Было проведено лечение: Стол № 6; Физиотерапия - КВЧ на область пораженного сустава. Противовоспалительная терапия:
Индометацин - по 2 драже после еды 2 раза в сутки в течение 3 дней;
Дипроспан - по 1 мл локально - внутрь пораженного сустава
Преднизолон - по 1 таблетке 4 раза в сутки в течение 7 дней;
Аллопуринол - по 1 таблетке 3 раза в сутки в течение 7 дней
4)ЛФК – медленные упражнения в пораженном суставе
5) Энап - по 1 таблетке 1 раз в сутки пожизненно
Рекомендовано:
-питание с ограничением рыбы, мяса, алкоголя – стол №6;
-ограничение тяжелых нагрузок
- наблюдение у ревматолога 2 раза в год со сдачей основных анализов (ОАК, БАК, ОАМ) с обязательным контролем уровня мочевой кислоты
- прием найза – по 1 таблетке 1 раз в сутки в течение 1 месяца
- пожизненный прием аллопуринола - по 1 таблетке 2 раза в сутки.

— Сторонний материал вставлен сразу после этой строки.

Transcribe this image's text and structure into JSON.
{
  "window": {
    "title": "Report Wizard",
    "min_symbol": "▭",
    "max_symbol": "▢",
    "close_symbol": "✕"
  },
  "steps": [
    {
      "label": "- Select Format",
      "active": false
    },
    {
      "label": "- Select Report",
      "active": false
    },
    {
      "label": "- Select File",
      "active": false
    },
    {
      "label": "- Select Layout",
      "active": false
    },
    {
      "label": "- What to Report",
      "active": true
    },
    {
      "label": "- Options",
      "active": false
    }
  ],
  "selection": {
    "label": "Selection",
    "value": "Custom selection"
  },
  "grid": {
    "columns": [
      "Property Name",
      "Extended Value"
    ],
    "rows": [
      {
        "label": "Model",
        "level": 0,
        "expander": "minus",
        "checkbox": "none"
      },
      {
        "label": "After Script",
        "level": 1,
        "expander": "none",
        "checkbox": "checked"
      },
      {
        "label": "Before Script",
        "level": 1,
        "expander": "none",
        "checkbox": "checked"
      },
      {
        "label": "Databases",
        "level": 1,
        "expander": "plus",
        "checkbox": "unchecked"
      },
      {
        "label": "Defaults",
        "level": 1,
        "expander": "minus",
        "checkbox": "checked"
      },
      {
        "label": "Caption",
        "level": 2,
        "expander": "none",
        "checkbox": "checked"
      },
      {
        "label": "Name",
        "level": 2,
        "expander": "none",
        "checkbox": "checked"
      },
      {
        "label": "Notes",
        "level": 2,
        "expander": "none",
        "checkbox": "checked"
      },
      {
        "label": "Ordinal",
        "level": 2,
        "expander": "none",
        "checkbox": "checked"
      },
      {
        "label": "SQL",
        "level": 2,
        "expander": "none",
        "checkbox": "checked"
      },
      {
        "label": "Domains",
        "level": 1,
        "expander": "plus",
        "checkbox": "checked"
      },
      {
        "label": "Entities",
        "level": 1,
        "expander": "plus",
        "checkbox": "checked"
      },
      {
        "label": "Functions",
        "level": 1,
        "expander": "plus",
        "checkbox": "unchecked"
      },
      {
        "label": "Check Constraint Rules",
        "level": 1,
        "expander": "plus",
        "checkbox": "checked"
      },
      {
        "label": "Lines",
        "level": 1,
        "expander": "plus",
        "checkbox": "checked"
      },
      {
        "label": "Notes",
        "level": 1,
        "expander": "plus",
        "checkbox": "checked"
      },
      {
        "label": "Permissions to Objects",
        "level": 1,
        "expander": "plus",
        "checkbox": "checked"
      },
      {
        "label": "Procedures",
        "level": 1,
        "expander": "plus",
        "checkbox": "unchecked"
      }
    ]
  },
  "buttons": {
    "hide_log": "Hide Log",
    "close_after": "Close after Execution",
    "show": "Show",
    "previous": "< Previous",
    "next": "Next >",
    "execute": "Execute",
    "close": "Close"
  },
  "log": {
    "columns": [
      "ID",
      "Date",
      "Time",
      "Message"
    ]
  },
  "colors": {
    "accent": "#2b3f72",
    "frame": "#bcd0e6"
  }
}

- пожизненный прием энапа - по 1 таблетке 1 раз в сутки.
Литература
1. Комаров В.Т. Лекция по подагре, - Пенза, 2007.
2. Мартынов А. И., Мухин Н. А., и др. Внутренние болезни в 2 т. – Т.2. - М.: ГЭОТАР-МЕД, 2004
3. Терапевтический справочник Вашингтонского университета, - М.: Практика, 2005.
4. Хэгглин Р. Дифференциальная диагностика внутренних болезней - М.: Медицина, 1998
5. Чиркин А.А. Диагностический справочник терапевта. – Минск, Беларусь, 1993.